The U.S. launched more than 60 bomber missions to strike Iran, involving all three bombers,
B-1s, B-2s and B-52s, according to U.S. Department of War (DOW) officials. Eighteen of those bomber missions involved round-trip flights from the U.S. to deliver bombs on military targets in Iran, with each one lasting more than 30 hours, said U.S. Air Force Gen. Dan Caine, Chairman of the Joint Chiefs of Staff. The bomber fleet played a key role in delivering large-scale conventional strikes during Epic Fury, DOW officials said. B-52 Stratofortress aircraft deployed to the mission carried joint direct attack munition (JDAM) weapons. The JDAM uses and integrated global positioning-inertial navigation system (GPS/INS) to provide high-accuracy, continuous positioning in obstructed areas, including orientation data (heading, pitch, roll) to engage targets.
The development signaled a weakening of Iranian air defenses and a shift from the aircraft’s typical role as a standoff weapon, according to news reports. The bombers carry bunker-busting bombs capable of targeting Iran’s underground missile facilities. The strategy switched toward “more and more dynamic targets servicing mobile targets around the battle space,” Gen. Caine said during a March 2026 news conference. “We’ve continued to do the work against Iran’s missile, drone and naval production facilities.”
The U.S. deployed a significant portion of its bomber fleet to Royal Air Force Fairford in the United Kingdom, where they remain ready to resume operations if and when necessary, Gen. Caine said during an April 2026 news conference.
The U.S. bomber fleet is part of the military’s nuclear triad and an essential component of the U.S. Air Force’s air superiority by providing long-range precision strike capabilities. The fleet also provides assurance to U.S. Allies.
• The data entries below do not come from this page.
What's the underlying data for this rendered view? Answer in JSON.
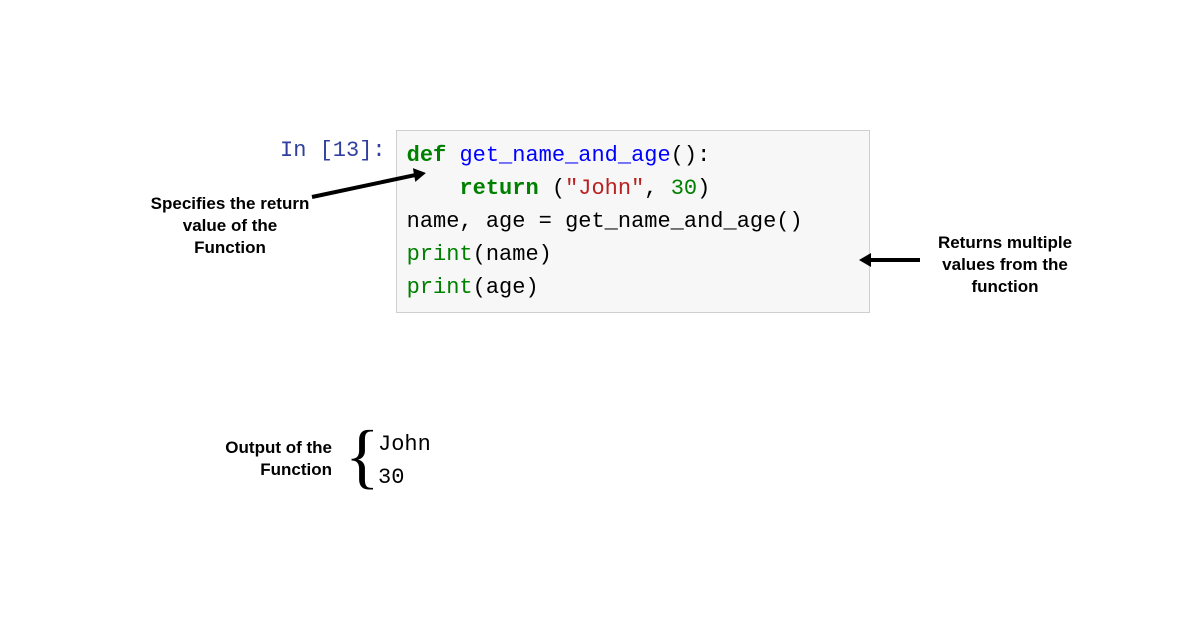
{
  "cell": {
    "prompt": "In [13]:",
    "code": {
      "line1": {
        "def": "def",
        "fname": "get_name_and_age",
        "parens": "():"
      },
      "line2": {
        "indent": "    ",
        "return": "return",
        "open": " (",
        "str": "\"John\"",
        "comma": ", ",
        "num": "30",
        "close": ")"
      },
      "line3": "",
      "line4": {
        "lhs": "name, age = ",
        "fname": "get_name_and_age",
        "parens": "()"
      },
      "line5": {
        "builtin": "print",
        "args": "(name)"
      },
      "line6": {
        "builtin": "print",
        "args": "(age)"
      }
    }
  },
  "output": {
    "line1": "John",
    "line2": "30"
  },
  "annotations": {
    "left": "Specifies the return value of the Function",
    "right": "Returns multiple values from the function",
    "output": "Output of the Function"
  },
  "brace": "{"
}
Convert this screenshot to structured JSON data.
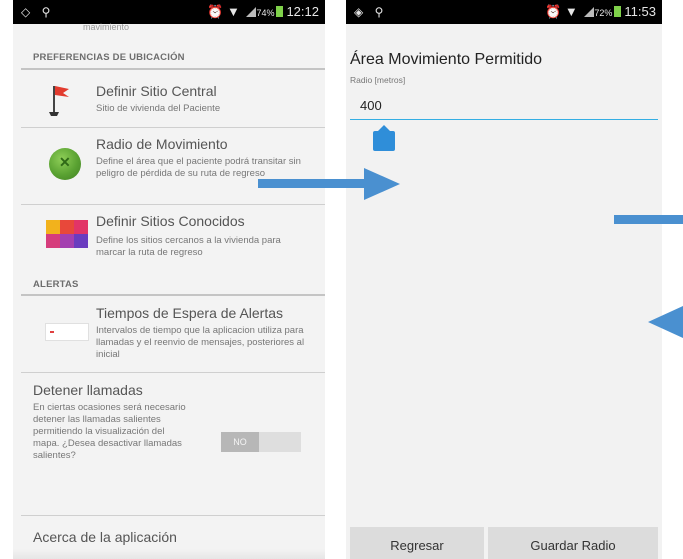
{
  "left_screen": {
    "status": {
      "left_icons": "◇ ⚲",
      "battery": "74%",
      "time": "12:12"
    },
    "cut_text": "mavimiento",
    "location_header": "PREFERENCIAS DE UBICACIÓN",
    "items": [
      {
        "title": "Definir Sitio Central",
        "summary": "Sitio de vivienda del Paciente"
      },
      {
        "title": "Radio de Movimiento",
        "summary": "Define el área que el paciente podrá transitar sin peligro de pérdida de su ruta de regreso"
      },
      {
        "title": "Definir Sitios Conocidos",
        "summary": "Define los sitios cercanos a la vivienda para marcar la ruta de regreso"
      }
    ],
    "alerts_header": "ALERTAS",
    "alert_item": {
      "title": "Tiempos de Espera de Alertas",
      "summary": "Intervalos de tiempo que la aplicacion utiliza para llamadas y el reenvio de mensajes, posteriores al inicial"
    },
    "stop_calls": {
      "title": "Detener llamadas",
      "summary": "En ciertas ocasiones será necesario detener las llamadas salientes permitiendo la visualización del mapa. ¿Desea desactivar llamadas salientes?",
      "toggle_label": "NO"
    },
    "about": "Acerca de la aplicación"
  },
  "right_screen": {
    "status": {
      "left_icons": "◈ ⚲",
      "battery": "72%",
      "time": "11:53"
    },
    "title": "Área Movimiento Permitido",
    "input_label": "Radio [metros]",
    "input_value": "400",
    "buttons": {
      "back": "Regresar",
      "save": "Guardar Radio"
    }
  },
  "colors": {
    "accent": "#34aee3",
    "arrow": "#4a90d0",
    "status_bar": "#000000"
  },
  "icons": [
    "flag-icon",
    "globe-icon",
    "color-grid-icon",
    "alert-timer-icon",
    "text-handle-icon"
  ]
}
In 2018, Air Force Global Strike Command began Bomber Task Force deployments, which involve bomber flights to allied nations around the world to take part in patrols and exercises to assure Allies and deter adversaries.
“What the bombers bring to the equation is that they have larger payloads of weapons and longer duration missions, which gives them the ability to maintain a presence in the weapons engagement zone for longer periods of time to respond to dynamic targets that have just been located, such as mobile missile launchers breaking concealment,” Mark Gunzinger, a former
B-52 pilot and director of Future Concepts and Capability Assessments at AFA’s Mitchell Institute for Aerospace Studies, told Air & Space Forces Magazine. “The payloads also give them the capacity to carry multiple weapons that are designed to penetrate hardened and deeply buried facilities and other targets — 1,000 pounders, 5,000 pounders, and up.”